Before the keynote: document your current
modelstring, average tokens per request, and monthly spend. After the announcement: run the same prompt set against the new model and compare. This takes 30 minutes and can save you from a billing surprise that takes weeks to diagnose.
The Take
Anthropic has turned Code with Claude into the model drop event that Google I/O and OpenAI Dev Day wish they were — focused, developer-targeted, and tied to actual shipping product. The Jupiter red-teaming signal is as close to a confirmed pre-announcement as you get without an Anthropic blog post.
But here’s what I’m watching more than the model name: tokenizer behavior and pricing tier. If Jupiter ships a mid-tier model with meaningfully different tokenization than Sonnet 4.6, every automated pipeline using claude-sonnet-4-6 needs an immediate cost audit. We saw this exact failure mode with Opus 4.7 — teams updated their model string, didn’t test token counts, and ate a 20-35% cost increase on identical workloads.

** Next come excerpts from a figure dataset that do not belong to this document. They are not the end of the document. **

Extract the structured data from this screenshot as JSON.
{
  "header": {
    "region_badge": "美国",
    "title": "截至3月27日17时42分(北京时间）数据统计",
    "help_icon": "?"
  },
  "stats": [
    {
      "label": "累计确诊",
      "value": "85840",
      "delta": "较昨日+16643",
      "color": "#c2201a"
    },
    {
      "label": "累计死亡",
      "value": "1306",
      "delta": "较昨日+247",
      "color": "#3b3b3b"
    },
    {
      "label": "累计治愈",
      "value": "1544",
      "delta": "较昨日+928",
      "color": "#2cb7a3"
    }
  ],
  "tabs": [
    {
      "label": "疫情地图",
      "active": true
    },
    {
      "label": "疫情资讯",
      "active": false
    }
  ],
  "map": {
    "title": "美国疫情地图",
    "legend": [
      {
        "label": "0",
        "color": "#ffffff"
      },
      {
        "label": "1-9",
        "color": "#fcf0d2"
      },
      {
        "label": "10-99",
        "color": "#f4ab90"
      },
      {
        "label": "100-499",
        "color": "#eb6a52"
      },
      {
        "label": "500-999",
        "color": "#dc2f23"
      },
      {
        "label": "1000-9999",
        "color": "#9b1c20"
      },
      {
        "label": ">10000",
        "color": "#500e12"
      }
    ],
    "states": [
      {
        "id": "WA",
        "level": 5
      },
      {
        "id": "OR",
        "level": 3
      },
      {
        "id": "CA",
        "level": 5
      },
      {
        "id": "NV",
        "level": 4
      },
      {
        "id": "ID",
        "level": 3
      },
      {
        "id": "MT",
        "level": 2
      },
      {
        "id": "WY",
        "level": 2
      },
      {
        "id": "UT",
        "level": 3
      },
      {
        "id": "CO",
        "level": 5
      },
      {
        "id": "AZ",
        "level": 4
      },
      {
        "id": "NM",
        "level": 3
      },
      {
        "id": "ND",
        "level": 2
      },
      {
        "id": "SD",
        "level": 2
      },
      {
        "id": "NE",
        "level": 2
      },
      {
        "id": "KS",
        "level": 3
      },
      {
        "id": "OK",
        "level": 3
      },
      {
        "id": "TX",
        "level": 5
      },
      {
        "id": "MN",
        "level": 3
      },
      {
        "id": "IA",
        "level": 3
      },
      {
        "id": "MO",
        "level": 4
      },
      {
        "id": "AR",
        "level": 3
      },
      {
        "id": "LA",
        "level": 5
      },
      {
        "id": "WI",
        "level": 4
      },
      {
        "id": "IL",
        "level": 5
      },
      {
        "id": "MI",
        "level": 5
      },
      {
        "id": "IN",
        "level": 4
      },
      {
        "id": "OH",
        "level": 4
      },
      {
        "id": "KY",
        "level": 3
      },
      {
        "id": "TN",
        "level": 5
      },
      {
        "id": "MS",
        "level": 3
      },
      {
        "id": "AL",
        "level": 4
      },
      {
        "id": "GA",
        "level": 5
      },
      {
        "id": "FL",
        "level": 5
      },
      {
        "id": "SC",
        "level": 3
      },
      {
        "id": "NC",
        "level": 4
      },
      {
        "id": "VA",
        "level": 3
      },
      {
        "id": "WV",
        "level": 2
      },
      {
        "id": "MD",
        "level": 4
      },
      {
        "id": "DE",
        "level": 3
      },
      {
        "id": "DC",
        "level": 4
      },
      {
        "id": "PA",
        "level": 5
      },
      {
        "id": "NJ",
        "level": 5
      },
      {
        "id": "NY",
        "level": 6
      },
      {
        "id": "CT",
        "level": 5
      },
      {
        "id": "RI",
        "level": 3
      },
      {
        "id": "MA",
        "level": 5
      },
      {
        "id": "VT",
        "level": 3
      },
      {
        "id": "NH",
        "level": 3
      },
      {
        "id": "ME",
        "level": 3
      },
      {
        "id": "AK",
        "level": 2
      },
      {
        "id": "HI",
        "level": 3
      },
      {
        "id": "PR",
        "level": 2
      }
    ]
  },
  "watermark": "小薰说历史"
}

The model capability improved, but the bill improved faster.
My recommendation is blunt: don’t update your model string tomorrow. Watch the keynote, read the pricing page (not the blog post — the pricing page), run your prompt regression suite against the new model, and compare token counts before you touch production. The teams that got burned on Opus 4.7 were the ones who updated within hours of the announcement. The teams that didn’t get burned were the ones who waited 48 hours and ran the numbers.
If you’re on Claude Max at $100-200/month, the subscription absorbs tokenizer changes. If you’re on API billing, you’re exposed. Know which one you are before 10 AM Pacific tomorrow.